FUTURIANSfrom Fancyclopedia 2
Meaning, roughly, people who concern themselves with what is to come.
Various fan groups have held this title; one in Sydney NSW Australia
(organized November 1939 and revived 1947), another in Los Angeles in the
summer of 1945, and a third in San Francisco which is described under Bay
Area. But the most important fan group called the Futurians was that which
existed in New York 1937-45. It should be noted that none of these Futurian
Societies have any connection with one another, tho Michel wound up in San
Francisco where, years later, he was tracked down by Sherlockian Karen
Anderson; and the Los Angeles group moved en masse to New York to join the
Futurians there just in time to have the East Coast crew shot from under them
by the X Document split.
The Futurians of New York were a group of whom
the central figures were Wollheim, Lowndes, Pohl and Michel; others thought
of as belonging to the group were Cy Kornbluth, Harry Dockweiler, Chet Cohen,
Dan Burford, Jack Rubinson, Dave Kyle, Dick Wilson, Isaac Asimov, Walt
Kubilus, leslie perri, Larry Shaw, Jim Blish, Judy Merrill, and damon knight
-- probably the highest number of pro-crashers ever affiliated with any fan
club. Tho a Futurian Science-Literary Society of New York was formed in
September 1938 after the GNYSFL breakup the Futurians
were not really a formally-organized group.
The Futurians presented a peculiar differentness in whatever sphere of fan
activity they engaged in, being, with some exceptions in each case, Bohemian
in social practices, radical in politics, Anti-Sykora in fan feuds,
Michelistic in fannish whitherings, inclined
fanarchistically with regard to general fan organization, and given to vers
libre in poetry, eroticism in literature, and decadence in all forms of art.
They took part as a bloc in the Progressive and Constitutional parties of
FAPA, and this and their later actions when
VAPA was formed led to a feeling that they were trying
to rule or ruin these groups.
The Futurians, originally called Wollheimists,
emerged upon the breakup of the ISA, and were the dominant
faction in Second Fandom. With Pohl's
attempt (1939) to form a Futurian Federation of the World, "Futurian" became
a common word for the type of stfnist we have described, just as "

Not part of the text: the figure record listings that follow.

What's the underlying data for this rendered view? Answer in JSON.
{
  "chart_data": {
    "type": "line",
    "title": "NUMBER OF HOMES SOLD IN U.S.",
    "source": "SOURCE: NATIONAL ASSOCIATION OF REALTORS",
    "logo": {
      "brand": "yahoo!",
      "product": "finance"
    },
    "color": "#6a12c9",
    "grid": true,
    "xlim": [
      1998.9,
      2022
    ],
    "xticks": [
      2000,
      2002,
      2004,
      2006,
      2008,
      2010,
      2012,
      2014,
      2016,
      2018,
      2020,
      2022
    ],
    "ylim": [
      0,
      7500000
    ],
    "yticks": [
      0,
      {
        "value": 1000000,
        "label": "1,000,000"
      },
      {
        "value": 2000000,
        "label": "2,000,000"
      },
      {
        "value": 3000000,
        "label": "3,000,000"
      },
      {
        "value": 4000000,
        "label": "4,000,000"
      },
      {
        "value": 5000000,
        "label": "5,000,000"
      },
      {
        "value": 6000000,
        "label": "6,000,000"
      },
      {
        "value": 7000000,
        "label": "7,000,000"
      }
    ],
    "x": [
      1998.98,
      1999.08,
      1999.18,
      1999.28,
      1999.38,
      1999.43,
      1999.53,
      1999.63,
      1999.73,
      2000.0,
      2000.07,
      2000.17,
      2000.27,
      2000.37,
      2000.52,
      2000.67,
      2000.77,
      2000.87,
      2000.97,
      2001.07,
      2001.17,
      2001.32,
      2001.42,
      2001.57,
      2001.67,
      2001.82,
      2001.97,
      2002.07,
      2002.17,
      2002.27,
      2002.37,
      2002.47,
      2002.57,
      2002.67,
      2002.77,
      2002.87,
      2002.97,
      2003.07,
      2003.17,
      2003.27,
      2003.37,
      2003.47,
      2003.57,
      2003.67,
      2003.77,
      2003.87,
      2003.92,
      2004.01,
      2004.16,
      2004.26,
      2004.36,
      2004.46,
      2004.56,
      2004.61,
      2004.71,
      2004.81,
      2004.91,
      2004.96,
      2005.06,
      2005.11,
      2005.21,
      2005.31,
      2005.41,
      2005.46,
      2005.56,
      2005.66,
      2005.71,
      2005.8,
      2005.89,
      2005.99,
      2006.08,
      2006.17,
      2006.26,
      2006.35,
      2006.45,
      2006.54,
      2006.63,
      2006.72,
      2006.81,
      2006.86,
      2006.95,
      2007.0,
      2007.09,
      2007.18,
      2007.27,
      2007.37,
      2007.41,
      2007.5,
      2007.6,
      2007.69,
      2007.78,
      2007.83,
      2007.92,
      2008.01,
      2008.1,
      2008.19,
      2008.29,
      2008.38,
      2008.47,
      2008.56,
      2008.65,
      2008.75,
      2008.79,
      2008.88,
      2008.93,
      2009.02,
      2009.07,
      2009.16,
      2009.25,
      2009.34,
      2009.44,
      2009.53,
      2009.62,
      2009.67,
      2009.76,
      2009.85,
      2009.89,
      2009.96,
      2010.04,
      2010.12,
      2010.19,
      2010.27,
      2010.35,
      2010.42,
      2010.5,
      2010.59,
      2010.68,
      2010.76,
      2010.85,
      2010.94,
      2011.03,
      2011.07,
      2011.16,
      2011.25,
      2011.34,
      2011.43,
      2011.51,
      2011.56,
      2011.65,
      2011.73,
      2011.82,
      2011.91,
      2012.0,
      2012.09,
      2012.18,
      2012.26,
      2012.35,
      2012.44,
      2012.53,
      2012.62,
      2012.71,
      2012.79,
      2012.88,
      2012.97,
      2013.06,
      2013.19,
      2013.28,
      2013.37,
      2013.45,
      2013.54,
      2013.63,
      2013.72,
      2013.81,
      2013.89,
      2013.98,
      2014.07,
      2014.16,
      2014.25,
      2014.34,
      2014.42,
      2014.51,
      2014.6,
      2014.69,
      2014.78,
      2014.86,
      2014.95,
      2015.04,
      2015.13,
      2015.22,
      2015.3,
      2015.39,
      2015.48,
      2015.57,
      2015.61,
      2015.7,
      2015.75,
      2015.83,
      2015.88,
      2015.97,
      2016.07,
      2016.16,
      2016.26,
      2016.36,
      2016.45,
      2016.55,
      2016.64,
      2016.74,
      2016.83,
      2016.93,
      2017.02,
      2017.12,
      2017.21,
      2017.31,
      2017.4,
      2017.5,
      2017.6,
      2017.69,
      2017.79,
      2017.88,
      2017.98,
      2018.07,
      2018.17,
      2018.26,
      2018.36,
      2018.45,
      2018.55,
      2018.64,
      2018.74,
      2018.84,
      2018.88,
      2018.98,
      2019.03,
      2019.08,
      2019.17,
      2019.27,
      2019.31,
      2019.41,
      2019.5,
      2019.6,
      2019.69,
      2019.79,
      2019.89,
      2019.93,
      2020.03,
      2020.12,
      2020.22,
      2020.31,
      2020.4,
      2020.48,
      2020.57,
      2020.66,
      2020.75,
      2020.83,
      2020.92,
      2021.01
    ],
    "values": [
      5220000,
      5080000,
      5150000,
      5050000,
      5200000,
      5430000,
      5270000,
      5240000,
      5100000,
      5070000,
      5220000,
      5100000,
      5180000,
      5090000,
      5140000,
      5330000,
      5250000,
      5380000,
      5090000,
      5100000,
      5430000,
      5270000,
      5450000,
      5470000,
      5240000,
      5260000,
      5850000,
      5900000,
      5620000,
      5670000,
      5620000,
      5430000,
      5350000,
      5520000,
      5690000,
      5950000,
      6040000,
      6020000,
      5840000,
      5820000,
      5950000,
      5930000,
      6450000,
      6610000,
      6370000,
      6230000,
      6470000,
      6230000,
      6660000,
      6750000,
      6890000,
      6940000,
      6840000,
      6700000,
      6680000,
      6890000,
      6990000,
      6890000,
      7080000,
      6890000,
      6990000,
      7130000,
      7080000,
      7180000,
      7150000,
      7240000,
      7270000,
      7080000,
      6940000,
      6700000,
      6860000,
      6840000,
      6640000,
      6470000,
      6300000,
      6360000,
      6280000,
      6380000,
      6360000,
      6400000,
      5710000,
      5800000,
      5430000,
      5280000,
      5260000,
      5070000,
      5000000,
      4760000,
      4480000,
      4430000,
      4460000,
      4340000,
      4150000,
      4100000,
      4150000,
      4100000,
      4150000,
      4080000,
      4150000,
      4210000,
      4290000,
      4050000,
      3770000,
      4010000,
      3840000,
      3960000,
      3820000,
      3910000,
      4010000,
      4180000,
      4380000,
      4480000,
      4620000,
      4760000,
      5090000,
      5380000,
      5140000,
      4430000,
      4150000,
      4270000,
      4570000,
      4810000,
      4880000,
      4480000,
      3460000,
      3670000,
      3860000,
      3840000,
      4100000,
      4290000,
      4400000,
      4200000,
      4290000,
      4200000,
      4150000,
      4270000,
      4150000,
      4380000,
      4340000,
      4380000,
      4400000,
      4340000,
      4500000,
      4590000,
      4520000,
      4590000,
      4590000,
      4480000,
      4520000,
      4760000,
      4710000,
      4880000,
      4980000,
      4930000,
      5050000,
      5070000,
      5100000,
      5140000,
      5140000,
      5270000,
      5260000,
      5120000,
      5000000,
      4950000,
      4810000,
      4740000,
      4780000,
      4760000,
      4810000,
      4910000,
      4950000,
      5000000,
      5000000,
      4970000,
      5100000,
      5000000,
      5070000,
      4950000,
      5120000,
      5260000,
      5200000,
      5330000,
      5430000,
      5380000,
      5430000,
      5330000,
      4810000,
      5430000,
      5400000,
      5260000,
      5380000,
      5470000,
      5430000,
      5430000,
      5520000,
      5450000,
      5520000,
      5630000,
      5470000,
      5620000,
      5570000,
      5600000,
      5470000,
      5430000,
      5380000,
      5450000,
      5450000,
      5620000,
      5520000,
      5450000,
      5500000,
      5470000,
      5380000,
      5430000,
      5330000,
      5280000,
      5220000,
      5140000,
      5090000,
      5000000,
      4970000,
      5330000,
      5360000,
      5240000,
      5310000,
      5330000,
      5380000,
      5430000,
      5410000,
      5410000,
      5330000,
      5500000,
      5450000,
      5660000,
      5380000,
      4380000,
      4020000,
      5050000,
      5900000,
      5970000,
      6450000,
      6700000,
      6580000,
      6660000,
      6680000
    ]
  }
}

Insurgent" came to mean many others than the LA
people. In 1940 Wollheim as General Secretary formed a Futurian League to
register as Futurians their friends and allies outside New York. For this
organization DAW defined as a Futurian one who thru SF rises to vision a
greater world, a greater future for the whole of mankind, and wishes to
utilize his idealistic convictions for aid in a generally cooperative and
diverse movement for the betterment of the world along democratic,
impersonal, and unselfish lines.
After the Quadrumvirs resigned from FAPA office, they became less active,
but lived in various slanshacks, and many graduated in
time from authors' agents to editorships of some of the 1941-43 flood of
proz. There they put quite a lot of their personalities into their magazines,
and were noted for the number of Futurians appearing in Futurian-edited
prozines.
In early 1945 the Futurians made a comeback bid in fandom with the
organization of VAPA, and it was alleged by the
indignant that the Little
Interregnum caused by resignation of the Futurian FAPA officers was an
attempt to scuttle the older group. But later in the year came the X Document
uproar, and therewith the end of the old Futurians.
In mid-1958 another Futurian Society of New York was formed as "a refuge
for the ribald, irreverent, booze-swilling segments of NY fandom", with
recruits from other areas. At the PhilCo of that year a
group banquet was thrown and at the end of December a Fanarcon at the
Nunnery gathered about 50 adherents for a three-day
confabulation. Such folk as Dick & Pat Ellington, Bill Donaho, Art Saha, Dan
Curran, Martha Cohen, Larry Shaw, Randy Garrett, Dick Eney, John Magnus, Ted
& Sylvia White, Algis Budrys, Dave Kyle, 2N Falasca, and other carefree
funloving faaans are pillars of the society.